The 100-Gbps trial used a continuous 2,038-km fiber-optic link between Adelaide and Sydney, while the 40-Gbps trial took place over 3,370 km on a looped-back section of the Sydney to Adelaide route. Both trials used Nortel optical technology on existing Telstra fiber.
This is the second 100G trial using Nortel equipment announced this year (see "SURFnet lights live 100G path with Nortel and Telindus").

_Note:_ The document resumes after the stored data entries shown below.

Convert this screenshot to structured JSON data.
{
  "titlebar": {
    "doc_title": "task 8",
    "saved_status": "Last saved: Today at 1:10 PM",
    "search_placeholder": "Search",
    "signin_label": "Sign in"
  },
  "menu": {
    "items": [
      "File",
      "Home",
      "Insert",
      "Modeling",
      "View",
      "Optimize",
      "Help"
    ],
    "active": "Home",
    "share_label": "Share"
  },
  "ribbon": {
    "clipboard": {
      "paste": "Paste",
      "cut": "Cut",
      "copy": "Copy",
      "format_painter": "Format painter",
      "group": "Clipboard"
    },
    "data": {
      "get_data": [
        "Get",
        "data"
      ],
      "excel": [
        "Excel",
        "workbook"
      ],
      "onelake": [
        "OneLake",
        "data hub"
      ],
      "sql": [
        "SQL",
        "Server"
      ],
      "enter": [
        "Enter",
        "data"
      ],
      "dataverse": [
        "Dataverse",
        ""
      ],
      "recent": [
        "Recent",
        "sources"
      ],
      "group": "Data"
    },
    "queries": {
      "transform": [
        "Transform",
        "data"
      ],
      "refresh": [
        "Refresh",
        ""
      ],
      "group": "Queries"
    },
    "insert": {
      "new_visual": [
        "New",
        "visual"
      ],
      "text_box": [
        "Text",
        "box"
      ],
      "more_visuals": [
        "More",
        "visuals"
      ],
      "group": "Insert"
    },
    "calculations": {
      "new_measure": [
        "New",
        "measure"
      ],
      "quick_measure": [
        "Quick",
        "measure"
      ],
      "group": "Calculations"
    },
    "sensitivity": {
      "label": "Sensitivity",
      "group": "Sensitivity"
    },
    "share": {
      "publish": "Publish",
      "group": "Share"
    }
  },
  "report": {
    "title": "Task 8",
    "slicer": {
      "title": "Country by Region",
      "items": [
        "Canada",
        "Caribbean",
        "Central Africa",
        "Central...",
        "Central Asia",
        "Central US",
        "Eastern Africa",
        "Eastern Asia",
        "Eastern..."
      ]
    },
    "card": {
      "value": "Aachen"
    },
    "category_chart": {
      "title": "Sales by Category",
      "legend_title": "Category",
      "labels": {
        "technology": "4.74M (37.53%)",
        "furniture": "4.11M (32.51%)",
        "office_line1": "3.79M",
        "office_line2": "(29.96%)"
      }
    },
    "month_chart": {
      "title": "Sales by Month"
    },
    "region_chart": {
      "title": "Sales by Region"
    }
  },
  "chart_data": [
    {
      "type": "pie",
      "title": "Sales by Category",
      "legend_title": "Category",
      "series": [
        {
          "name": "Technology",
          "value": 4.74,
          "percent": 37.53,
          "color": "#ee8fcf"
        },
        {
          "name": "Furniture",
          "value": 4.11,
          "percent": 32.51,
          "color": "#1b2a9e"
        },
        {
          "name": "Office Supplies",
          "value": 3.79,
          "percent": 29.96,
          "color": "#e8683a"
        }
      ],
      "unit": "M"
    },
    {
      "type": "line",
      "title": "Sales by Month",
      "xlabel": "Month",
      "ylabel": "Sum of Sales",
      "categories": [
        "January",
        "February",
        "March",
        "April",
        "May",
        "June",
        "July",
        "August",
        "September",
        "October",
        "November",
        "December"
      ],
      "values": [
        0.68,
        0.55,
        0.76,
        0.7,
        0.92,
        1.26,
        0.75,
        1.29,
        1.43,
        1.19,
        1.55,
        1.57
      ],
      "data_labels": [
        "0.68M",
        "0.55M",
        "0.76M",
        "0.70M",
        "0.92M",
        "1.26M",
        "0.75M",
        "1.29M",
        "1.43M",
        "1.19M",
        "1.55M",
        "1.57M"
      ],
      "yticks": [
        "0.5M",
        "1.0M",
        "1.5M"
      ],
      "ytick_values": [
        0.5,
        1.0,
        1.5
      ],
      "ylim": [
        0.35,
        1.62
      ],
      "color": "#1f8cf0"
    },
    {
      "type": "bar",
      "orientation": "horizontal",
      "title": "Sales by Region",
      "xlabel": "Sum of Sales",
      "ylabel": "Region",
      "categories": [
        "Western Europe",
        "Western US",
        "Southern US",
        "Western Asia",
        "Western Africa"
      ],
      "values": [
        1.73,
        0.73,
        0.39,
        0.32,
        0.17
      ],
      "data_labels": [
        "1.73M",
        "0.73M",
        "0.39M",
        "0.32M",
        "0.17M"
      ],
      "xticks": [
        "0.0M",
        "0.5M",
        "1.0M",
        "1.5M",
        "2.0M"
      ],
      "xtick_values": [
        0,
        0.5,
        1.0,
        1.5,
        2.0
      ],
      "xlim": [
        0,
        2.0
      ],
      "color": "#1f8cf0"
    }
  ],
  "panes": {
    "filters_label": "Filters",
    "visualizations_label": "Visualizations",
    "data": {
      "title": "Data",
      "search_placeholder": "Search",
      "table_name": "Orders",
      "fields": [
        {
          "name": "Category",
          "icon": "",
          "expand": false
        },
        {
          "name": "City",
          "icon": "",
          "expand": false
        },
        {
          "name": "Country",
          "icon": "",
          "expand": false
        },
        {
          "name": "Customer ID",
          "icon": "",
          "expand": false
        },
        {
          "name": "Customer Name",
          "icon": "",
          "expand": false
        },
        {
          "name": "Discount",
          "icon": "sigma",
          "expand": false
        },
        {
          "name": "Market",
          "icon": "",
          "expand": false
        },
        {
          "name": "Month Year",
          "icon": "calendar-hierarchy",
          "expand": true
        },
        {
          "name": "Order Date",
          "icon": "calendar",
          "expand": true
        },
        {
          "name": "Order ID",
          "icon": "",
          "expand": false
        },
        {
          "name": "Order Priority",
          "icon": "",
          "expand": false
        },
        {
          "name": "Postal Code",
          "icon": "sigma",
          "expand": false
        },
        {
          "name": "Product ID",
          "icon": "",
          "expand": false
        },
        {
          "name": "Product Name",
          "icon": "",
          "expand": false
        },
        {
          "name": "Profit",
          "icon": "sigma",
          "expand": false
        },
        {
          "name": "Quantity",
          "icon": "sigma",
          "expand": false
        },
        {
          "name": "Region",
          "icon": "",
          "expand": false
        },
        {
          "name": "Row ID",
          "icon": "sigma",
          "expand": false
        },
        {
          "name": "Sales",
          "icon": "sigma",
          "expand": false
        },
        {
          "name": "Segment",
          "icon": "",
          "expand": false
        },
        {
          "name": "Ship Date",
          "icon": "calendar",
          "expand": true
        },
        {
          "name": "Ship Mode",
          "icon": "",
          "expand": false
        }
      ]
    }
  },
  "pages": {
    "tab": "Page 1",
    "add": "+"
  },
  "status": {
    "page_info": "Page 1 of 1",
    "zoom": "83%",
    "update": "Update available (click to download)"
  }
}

The company has also performed 100G trials with Verizon (see "Verizon, Nortel announce 100G trial").
Nortel also has announced a string of 40G sales this year (see "Nortel claims 40G market leadership").
Telstra Networks & Services Group Managing Director Michael Rocca said the trials were groundbreaking. "Carriers the world over are looking for the next generation of transmission technology because customer bandwidth needs are quickly surpassing current limits," he said.
"These trials with Nortel demonstrate that our existing network is capable of transporting even larger amounts of network traffic without incurring the cost of major equipment and infrastructure upgrades," Rocca added. "Of course, they also contribute to the development of technology that will eventually benefit not only Australian consumers but also the worldwide telecommunications industry."
Telstra says it has experienced a tenfold increase in network traffic on national inter-capital routes and recently announced it will upgrade the Sydney to Melbourne transmission link from 10 to 40 Gbps to cope with the surge in demand.
Both trials used Nortel's DWDM technology to enable unregenerated transmission on Telstra's underlying optical fiber infrastructure over a two-week period from July 3 to July 17.